Genfer Baustelle: Berge von Abfall, Bauschutt und Scherben

Unia stoppt Bau-Sauerei

Jonas Komposch

Wo dereinst eine Genfer Privatbank die Vermögen von Superreichen vermehren wird, mussten 30 Bauleute im grössten Dreck arbeiten.

GEFÄHRLICH: Grüsel-Baustelle an der Luxusmeile in Genf. (Foto: Unia)

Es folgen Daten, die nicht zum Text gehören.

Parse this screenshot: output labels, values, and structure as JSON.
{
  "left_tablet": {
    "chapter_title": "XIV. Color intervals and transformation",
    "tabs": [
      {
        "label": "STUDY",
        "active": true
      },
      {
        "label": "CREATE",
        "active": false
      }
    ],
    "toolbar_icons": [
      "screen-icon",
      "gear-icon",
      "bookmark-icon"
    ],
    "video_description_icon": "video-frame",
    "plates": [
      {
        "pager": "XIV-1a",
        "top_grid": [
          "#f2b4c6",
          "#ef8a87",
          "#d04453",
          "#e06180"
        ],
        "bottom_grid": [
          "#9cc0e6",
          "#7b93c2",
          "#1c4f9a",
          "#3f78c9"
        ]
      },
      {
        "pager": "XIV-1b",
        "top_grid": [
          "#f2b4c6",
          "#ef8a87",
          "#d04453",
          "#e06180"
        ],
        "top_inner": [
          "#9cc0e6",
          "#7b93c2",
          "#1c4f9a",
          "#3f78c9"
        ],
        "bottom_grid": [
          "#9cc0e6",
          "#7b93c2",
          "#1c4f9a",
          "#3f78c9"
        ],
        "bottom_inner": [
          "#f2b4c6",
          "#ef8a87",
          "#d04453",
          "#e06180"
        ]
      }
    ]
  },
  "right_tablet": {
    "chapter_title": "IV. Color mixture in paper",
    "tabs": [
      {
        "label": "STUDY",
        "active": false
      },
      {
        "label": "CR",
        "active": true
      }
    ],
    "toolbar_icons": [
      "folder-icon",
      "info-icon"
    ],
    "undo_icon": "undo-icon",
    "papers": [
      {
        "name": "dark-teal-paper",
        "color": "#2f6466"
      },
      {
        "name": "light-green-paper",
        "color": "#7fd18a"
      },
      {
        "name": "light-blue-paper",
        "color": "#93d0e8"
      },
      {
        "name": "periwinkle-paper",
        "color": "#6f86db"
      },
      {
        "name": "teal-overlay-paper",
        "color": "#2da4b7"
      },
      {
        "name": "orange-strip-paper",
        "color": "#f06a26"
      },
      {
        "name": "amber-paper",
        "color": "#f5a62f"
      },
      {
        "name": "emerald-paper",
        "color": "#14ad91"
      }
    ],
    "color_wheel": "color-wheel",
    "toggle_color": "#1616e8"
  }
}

Die Rue du Rhône ist Genfs Nobelstrasse schlechthin. Nur die vornehmsten aller Luxusmarken können sich hier die Rekordmieten leisten. Und so präsentieren sich an der Shopping-Meile hauptsächlich Uhren-, Schmuck- und Modeboutiquen. Vermögensverwalter und Anwaltsbüros ergänzen das Angebot für die mondäne Schickeria der Handelsmetropole. Von der Tourismusförderung wird die Strasse in den höchsten ­Tönen gelobt: «Sie bringt alle Augen zum Leuchten.» Eine ganz andere Erfahrung machte José Sebastião vom lokalen Bauteam der Unia – und zwar an der Rue du Rhône 4.

TRAMPELPFADE IM MÜLL

Das dortige Geschäftshaus wird gerade totalsaniert. Doch schon ein kurzer Augenschein reichte, und Sebastião sah rot: «Ich glaubte, in einer Abfallhalde gelandet zu sein!» In sämtlichen Räumen habe es Berge von Abfall, Bauschutt und zerbrochenem Glas gegeben. Ein Durchkommen sei nur über ­schmale Trampelpfade möglich gewesen – links und rechts davon: Haufen von Müll. Dabei liefen die Arbeiten auf Hochtouren: «Gut dreissig Maurer, Elektriker und Sanitäre mussten in diesem Chaos aneinander vorbeikommen!» Gefährliche Platzverhältnisse waren laut Sebastião aber nicht das einzige Problem: Auch vorschriftsgemässe Umkleide- und Pausenräume suchte Sebastião vergebens. Deshalb zögerte der Gewerkschafter nicht lange.

MIT BLOCKADE GEDROHT

Mit der kantonalen Baustelleninspektion kehrte Sebastião an die Rue du Rhône zurück. Und der projektverantwortlichen Firma setzte er eine Frist: Sollte die Baustelle innert 48 Stunden nicht gereinigt und aufgeräumt sein, würden zum Schutz der Arbeitenden «die adäquaten gewerkschaftlichen Mittel» ergriffen. Dass auch eine Baustellenblockade in Frage komme, liess der Unia-Mann deutlich durchblicken. Das wirkte. Als die Unia erneut einen Kontrollgang macht, ist die Rue du Rhône 4 sauber. Trotzdem kritisiert Sebastião die Firmen scharf: «Für den Luxus der wenigen setzten sie die Gesundheit der Arbeiter aufs Spiel.» Zusätzlich pikant: Hinter dem Projekt stehen illustre Namen und Firmen, die im Geld schwimmen.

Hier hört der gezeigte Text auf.